In an order, the court observed that the will of the wife cannot be “related to the will of the husband” who may not be agreeing to a divorce.
Dismissing a review petition against a judgment wherein the court had recognised a Muslim woman’s right to resort to khula (a procedure through which a woman can give a divorce to her husband in Islam, by returning the dower), the division bench of Justice A Muhamed Mustaque and Justice CS Dias said, “In the absence of any mechanism in the country to recognise the termination of marriage at the instance of the wife when the husband refuses to give consent, the court can simply hold that khula can be invoked without the conjunction of the husband.”
“This is a typical review portraying that Muslim women are subordinate to the will of their male counterparts. This review does not look innocuous at the instance of the appellant, but rather appears to have been fashioned and supported by clergy and the hegemonic masculinity of the Muslim community who are unable to digest the declaration of the right of Muslim women to resort to the extra-judicial divorce of khula, unilaterally,” the court said in its 59-page judgment.
The appeal from which this review arises was filed challenging a divorce decree granted to a Muslim wife under the Dissolution of Muslim Marriages Act, 1939. The appeal was filed by the husband. In the appeal, the court noticed the existence of the right of Muslim women to resort to the extra-judicial divorce of khula, allowing her to terminate her marriage.
In the appeal, the court had declared that the right to terminate the marriage at the instance of a Muslim wife is an absolute right, conferred on her by the Holy Quran and is not subject to the acceptance or the will of her husband.
The court said Khula would be valid if the following conditions are satisfied :
i. A declaration of repudiation or termination of marriage by the wife
ii.

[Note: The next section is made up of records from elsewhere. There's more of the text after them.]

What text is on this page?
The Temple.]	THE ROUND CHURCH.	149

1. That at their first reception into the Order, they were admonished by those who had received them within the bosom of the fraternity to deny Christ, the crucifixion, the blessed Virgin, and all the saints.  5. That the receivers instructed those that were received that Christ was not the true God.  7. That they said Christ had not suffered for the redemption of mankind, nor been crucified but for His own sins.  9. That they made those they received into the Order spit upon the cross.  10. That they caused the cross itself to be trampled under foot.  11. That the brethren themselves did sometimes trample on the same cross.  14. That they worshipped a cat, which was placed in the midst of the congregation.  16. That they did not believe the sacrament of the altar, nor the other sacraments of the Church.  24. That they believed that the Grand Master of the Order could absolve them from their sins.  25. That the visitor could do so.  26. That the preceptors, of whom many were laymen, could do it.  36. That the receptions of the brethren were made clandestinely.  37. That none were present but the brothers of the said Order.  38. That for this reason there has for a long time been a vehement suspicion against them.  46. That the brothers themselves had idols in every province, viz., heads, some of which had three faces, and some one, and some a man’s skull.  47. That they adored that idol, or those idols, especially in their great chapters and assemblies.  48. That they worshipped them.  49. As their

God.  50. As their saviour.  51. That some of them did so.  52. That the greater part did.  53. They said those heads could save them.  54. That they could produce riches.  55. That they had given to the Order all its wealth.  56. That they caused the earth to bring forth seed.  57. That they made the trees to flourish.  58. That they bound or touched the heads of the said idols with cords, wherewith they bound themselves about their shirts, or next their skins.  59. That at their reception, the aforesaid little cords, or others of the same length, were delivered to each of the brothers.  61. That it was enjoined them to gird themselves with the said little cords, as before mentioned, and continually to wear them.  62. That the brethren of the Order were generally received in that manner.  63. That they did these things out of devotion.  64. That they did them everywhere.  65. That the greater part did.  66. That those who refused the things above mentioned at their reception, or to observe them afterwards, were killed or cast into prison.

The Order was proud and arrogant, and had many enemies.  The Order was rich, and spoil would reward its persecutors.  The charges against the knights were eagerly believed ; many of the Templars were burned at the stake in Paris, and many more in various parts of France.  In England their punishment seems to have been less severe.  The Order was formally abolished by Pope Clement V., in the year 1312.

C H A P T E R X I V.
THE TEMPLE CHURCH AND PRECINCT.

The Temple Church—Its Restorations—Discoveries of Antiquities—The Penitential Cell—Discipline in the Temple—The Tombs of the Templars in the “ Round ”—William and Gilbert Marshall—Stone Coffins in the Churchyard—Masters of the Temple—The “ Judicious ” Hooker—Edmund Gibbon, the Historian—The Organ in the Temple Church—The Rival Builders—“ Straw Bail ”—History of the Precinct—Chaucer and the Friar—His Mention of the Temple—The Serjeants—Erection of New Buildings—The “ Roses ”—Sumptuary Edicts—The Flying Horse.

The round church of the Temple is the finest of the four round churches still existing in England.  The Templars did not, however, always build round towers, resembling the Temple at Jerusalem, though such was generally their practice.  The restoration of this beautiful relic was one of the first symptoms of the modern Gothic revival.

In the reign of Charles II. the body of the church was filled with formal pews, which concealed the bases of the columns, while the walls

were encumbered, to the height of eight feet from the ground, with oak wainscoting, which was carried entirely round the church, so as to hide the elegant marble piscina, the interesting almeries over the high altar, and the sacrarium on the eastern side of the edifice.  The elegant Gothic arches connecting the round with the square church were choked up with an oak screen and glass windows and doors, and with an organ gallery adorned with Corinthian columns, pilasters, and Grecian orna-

An offer to return dowry or any other material gain received by her during marital tie
iii. An effective attempt for reconciliation was preceded before the declaration of khula
It was argued in the review petition that if a Muslim wife wishes to terminate her marriage with her husband, she has to demand talaq from her husband and on his refusal, she has to move the qazi or the court.
Though the petitioner agreed that a Muslim woman has the right to demand divorce of her own will, he also argued that she has “no absolute right” to pronounce khula. The petitioner contended that nowhere in the world is a Muslim wife allowed to unilaterally terminate the marriage.
The court in the judgment delivered last week said that Quranic verse found in Chapter 2, verse 229, relating to khula, in unequivocal terms, declares that a Muslim wife has the right to terminate her marriage.
Observing that Sunnah cannot override or abrogate the primary legislation in Islamic law, the court further said: “If the Qur’an, in unequivocal terms, permits spouses to terminate their marriage on their own will, it cannot be said that the Sunnah further qualifies it, subjecting it to the will of the husband, in the case of khula”.
The court dismissed the petition after finding no reason to review the judgment.